Although, over the years, it has lost ground to China, the US and the Middle East, it is still one of Europe’s most important sectors with revenues of one trillion Euros and supporting 20 million jobs.
But Sir Jim fears that could change so easily if the European Commission fails to understand what’s at stake.
“The chemical industry produces a lot of extremely important raw materials for all manufacturing businesses across Europe,” he said. “It provides a security of supply that has a strategic importance for Europe well beyond purely the size of the chemicals sector.”
At the recent summit, he highlighted the problems facing the industry and spoke from first-hand experience of the difficulties of getting the green light to invest €4 billion in a superior chemical plant using the very best technology.
Project One, as it is known, is the largest investment in the European chemical sector for a generation.
But one year after work started, with 10,000 workers employed worldwide on the project, the permit was withdrawn due to the plant’s nitrogen levels. “The levels were the equivalent of one family barbecue in a nature reserve once a year,” he said.
Sir Jim said high energy costs and carbon taxes were also killing the industry – and driving investment away from Europe.
Neither make sense, he said.
“The carbon taxes don’t apply to 95% of imports,” he said. “So we're not doing the world any favours if we're substituting relatively high quality production here in Europe, in terms of emissions, with poorer quality, less regulated production from other parts of the world.”

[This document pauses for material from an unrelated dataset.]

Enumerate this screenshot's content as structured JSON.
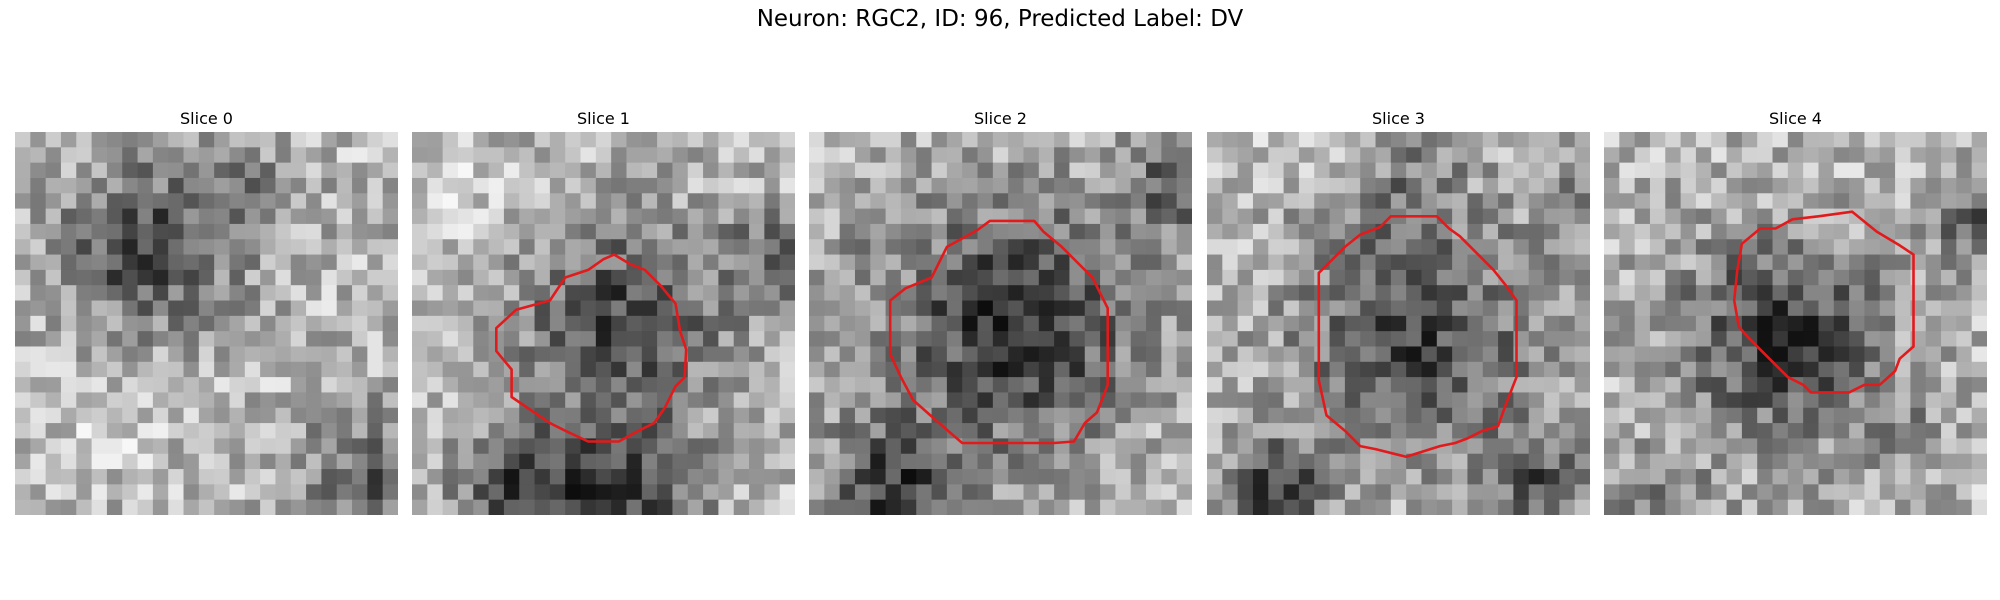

INEOS currently pays about €150 million in carbon taxes. The bill, though, is expected to rise to €2 billion by 2030.
“It is just not sustainable,” he said.
The cost of energy, though – due to Europe’s rejection of on-shore oil and gas and nuclear power – is undoubtedly the biggest headache facing the chemical industry.
“The cost of gas in Europe is five times more expensive than it is in America,” said Sir Jim. “America has cheap energy; we have expensive energy. The US are self-reliant today in energy. We are not.”
It is not the first time Sir Jim has expressed concern about the future of the European chemical industry.
In May 2014, he wrote an open letter to José Manuel Barroso, the then President of the European Union.
“Sadly, many of my fears have subsequently been proved correct as the industry now finds itself in the current situation,” he said.
The summit, which was held at the chemicals plant that INEOS shares with BASF in Antwerp, ended with a cry for help from industries seeking lower energy costs and less red tape to help revitalise Europe’s industrial landscape.
All went on to sign the EU Industrial Deal which they want Ursula von der Leyen, President of the European Commission, who was at the summit, to include in Europe’s Strategic Agenda 2024 - 2029.